The rock-hewn churches of Lalibela, the castles of Gondar, Lake Tana island Monasteries and Axum  are cultural gems. These sites are all located in the north of the country and create a wonderfully varied circuit.

One of my favourite visits was to take the boat to the Lake Tana island church of Ura Kidane Mehret (pictures below). It is a stunning example of a decorated wooden round church and the serenity of the peninsula with a few children, some monkeys and hornbills made the visit even more special.

Gondar is another cultural highlight and a charming town a few hours drive from Lake Tana. It was made a capital by Emperor Fasilidas in the 17th century. Walking through medieval looking castles, palaces and banquet halls, it is easy to see that in its heyday it was a vibrant place.

One of the finest buildings standing is Debre Selassie church with its 100 angel faces and the legend has it that a swarm of bees saved the church from being destroyed.

You can also wander in the cobbled streets of Gondar’s colourful market with stalls selling spices, traditional dresses  etc… I must mention that Gondar is also the gateway for Simien Mountains National Park which is only a couple of hours drive away. I didn’t have time to explore the park but know that it is well worth a couple of nights or more especially for those who like trekking.

In Axum, a dusty town close to the border with Eritrea, we were very privileged to be guided by Sam Walker, an American archaeologist currently employed by Axum University, who brought the site to life including the church St Mary of Zion which is believed to hold the Ark of the Covenant, Queen Sheba’s bath, Queen Sheba’s Palace, the stelae field and Axum Museum which was bursting with artefacts. Sam pointed out many areas that were waiting to be excavated and  then visitors will appreciate the grandeur of the Aksumite empire.

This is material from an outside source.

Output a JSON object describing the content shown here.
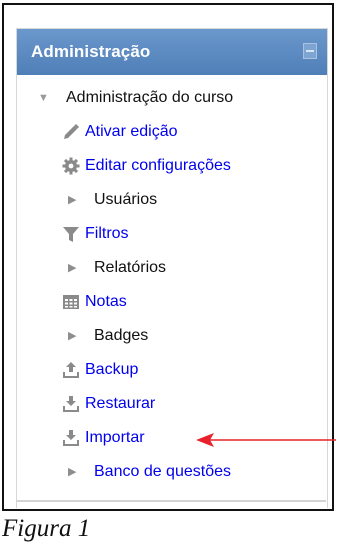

The ancient Aksumite kingdom, which lasted from the 1st to the 8th centuries AD, was at the crossroads of three continents: Africa, Arabia and the Greco-Roman World, and was the most powerful state between the Eastern Roman Empire and Persia. In command of the ivory trade with Sudan, its fleets controlled the Red Sea trade through the port of Adulis and the inland routes of north eastern Africa.

My last but not least stop in the cultural circuit is Lalibela. The famous town of Lalibela is an unassuming mountain town in a remote rural spot with exceptional views reminiscent of Scotland.

Its treasure, the rock-hewn churches, are incredible… 11 monolithic churches carved out of the rock around 900 years ago. The churches are sunken in the ground with their roofs at ground level; some linked by underground tunnels.  It is believed that King Lalibela created a New Jerusalem for those who could not make it to the Holy Land. Lalibela is the 2nd holiest site in Ethiopia and regular religious rituals are at the centre of the town and at the centre of the daily life in the country in general… Intriguing processions and treasures hidden behind embroidered curtains in churches etc… make Ethiopia a living museum.

Apart from the Italian occupation from 1936 to 1941 Ethiopia was never colonised and the country has therefore had a chance to develop at its own pace with its own alphabet, its own calendar and  idiosyncratic religion making it a fascination destination!